Di tengah kecaman yang mengalir, dunia tiba-tiba seperti terdiam. Serangan simultan atas tiga gereja dan empat hotel di ibu kota Colombo dan Negombo, Sri Lanka, Minggu (21/4/2019), sungguh tragis. Serangan di gereja terjadi saat umat merayakan Paskah. Serangan di hotel terjadi saat pelanggan tengah menikmati sarapan pagi.
Serangan itu menewaskan lebih dari 250 orang, sebagian korban adalah perempuan dan anak-anak. Seiring mengalirnya pemberitaan tentang peristiwa itu, ada satu catatan sangat serius—selain kejamnya serangan dan tindakan pelaku, siapa pun mereka—yang mengemuka: kegagalan mengantisipasi serangan.

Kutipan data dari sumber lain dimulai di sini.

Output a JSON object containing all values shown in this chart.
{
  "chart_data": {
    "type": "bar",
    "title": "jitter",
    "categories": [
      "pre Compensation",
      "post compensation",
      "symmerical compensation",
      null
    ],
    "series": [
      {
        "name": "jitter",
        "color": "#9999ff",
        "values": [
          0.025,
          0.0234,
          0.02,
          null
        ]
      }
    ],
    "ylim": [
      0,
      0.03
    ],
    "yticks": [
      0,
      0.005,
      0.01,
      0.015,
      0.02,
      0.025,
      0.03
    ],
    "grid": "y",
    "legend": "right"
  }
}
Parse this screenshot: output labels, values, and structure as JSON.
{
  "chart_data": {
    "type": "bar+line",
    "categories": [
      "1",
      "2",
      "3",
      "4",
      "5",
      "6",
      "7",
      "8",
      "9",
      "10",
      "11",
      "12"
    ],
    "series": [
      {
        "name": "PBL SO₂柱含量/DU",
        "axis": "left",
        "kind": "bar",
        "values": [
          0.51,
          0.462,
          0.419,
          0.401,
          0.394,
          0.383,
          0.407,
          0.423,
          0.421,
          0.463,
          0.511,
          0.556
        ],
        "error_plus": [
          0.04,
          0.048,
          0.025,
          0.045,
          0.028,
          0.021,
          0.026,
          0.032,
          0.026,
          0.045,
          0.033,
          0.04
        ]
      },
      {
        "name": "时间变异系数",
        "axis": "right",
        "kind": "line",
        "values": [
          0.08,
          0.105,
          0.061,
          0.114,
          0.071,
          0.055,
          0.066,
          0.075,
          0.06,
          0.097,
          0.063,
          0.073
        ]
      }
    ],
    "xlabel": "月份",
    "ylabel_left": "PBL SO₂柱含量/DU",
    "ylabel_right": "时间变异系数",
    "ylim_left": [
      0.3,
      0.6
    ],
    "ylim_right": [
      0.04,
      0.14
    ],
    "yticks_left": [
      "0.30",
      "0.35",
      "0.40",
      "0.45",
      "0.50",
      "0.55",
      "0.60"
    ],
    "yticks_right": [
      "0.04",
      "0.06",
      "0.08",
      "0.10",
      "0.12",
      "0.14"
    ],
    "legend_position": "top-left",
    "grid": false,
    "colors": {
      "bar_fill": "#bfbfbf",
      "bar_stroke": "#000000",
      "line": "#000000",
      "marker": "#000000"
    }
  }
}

Dalam berbagai pemberitaan disebutkan, otoritas keamanan Sri Lanka sejatinya sejak awal April telah mendapat informasi intelijen tentang adanya ancaman serangan. Bahkan, sumber dari jaringan keamanan India dan Sri Lanka menyebutkan, dua jam sebelum ledakan pertama, pihak keamanan Sri Lanka kembali menerima informasi intelijen yang menyebutkan adanya ancaman serangan.
Fakta bahwa kemudian serangan simultan terjadi dan menewaskan ratusan orang memperlihatkan, informasi intelijen itu diduga tidak ditanggapi secara memadai. Ada dugaan, keretakan hubungan antara Perdana Menteri Ranil Wickremesinghe dan Presiden Maithripala Sirisena turut berpengaruh pada situasi itu. Wickremesinghe disebutkan tak mendapat informasi soal laporan itu. Ia juga dinyatakan sudah lama tak mengikuti rapat-rapat keamanan selepas perselisihan dengan Sirisena pada Oktober 2018. Rapat perdana soal keamanan yang diikuti Wickremesinghe adalah rapat darurat pada Senin pagi selepas serangan bom (Kompas, Rabu 24 April 2019).
Berkaca dari hal itu, serangan di Colombo adalah contoh paling buruk dampak perselisihan atau pertikaian politik para elite. Politik yang sejatinya—mengacu pada teori klasik Aristoteles—adalah usaha menghadirkan kesejahteraan bersama untuk warga, dalam peristiwa di Colombo, ternyata tidak ”memainkan” peran sebenarnya.
Pertarungan kepentingan para elite atas kekuasaan menjadi celah bagi anasir lain mewujudkan agenda-agenda mereka. Di Colombo, yang hadir adalah anasir jahat yang menunjukkan ”kekuasaannya” melalui bom. Tindakan mereka menghadirkan ketakutan dan potensi perpecahan. Di beberapa negara, seperti Sudan dan Aljazair, anasir yang mengancam itu hadir dalam wujud pemerintahan otoriter Presiden Omar al-Bashir dan Abdelaziz Bouteflika, yang kini telah tumbang.
J Kristiadi dalam Seri Orasi Budaya, Demokrasi dan Etika Bernegara yang diterbitkan oleh Impulse dan Penerbit Kanisius, 2008, menegaskan pentingnya peran manusia dalam politik. Manusia yang dimaksud Kristiadi adalah manusia yang mampu menggunakan perkembangan peradaban dan aneka nilai-nilai luhur untuk memuliakan manusia lain.
Nilai-nilai luhur itu, menurut Kristiadi, memampukan manusia untuk melawan kecenderungan salah satu sifat buruknya sendiri, yaitu keserakahan dan kelemahan menghadapi godaan kekuasaan. Oleh karena itu, manusialah yang sejatinya mampu menjinakkan kekuasaan yang membuat para pemburunya berani dan nekat menghalalkan segala cara untuk mencapai tujuannya.
Secara teknis hal itu bisa dilakukan dalam sistem demokrasi, di mana kekuasaan diperoleh dari mandat dan dikontrol oleh rakyat. Kekuasaan dibatasi oleh lembaga struktural yang menjaga keseimbangan dan menjaga agar kekuasaan itu tidak menjadi liar.
Namun, semua itu adalah perangkat yang diawaki manusia. Kesadaran sebagai makhluk berbudi luhur yang memiliki finalitas pada keluhuran panggilan sebagai ciptaanlah yang sejatinya menjadi ”kunci” bagi setiap individu memainkan perannya sehingga politik sungguh menjadi sarana menghadirkan kemaslahatan bagi umat manusia, sejahtera lahir dan batin.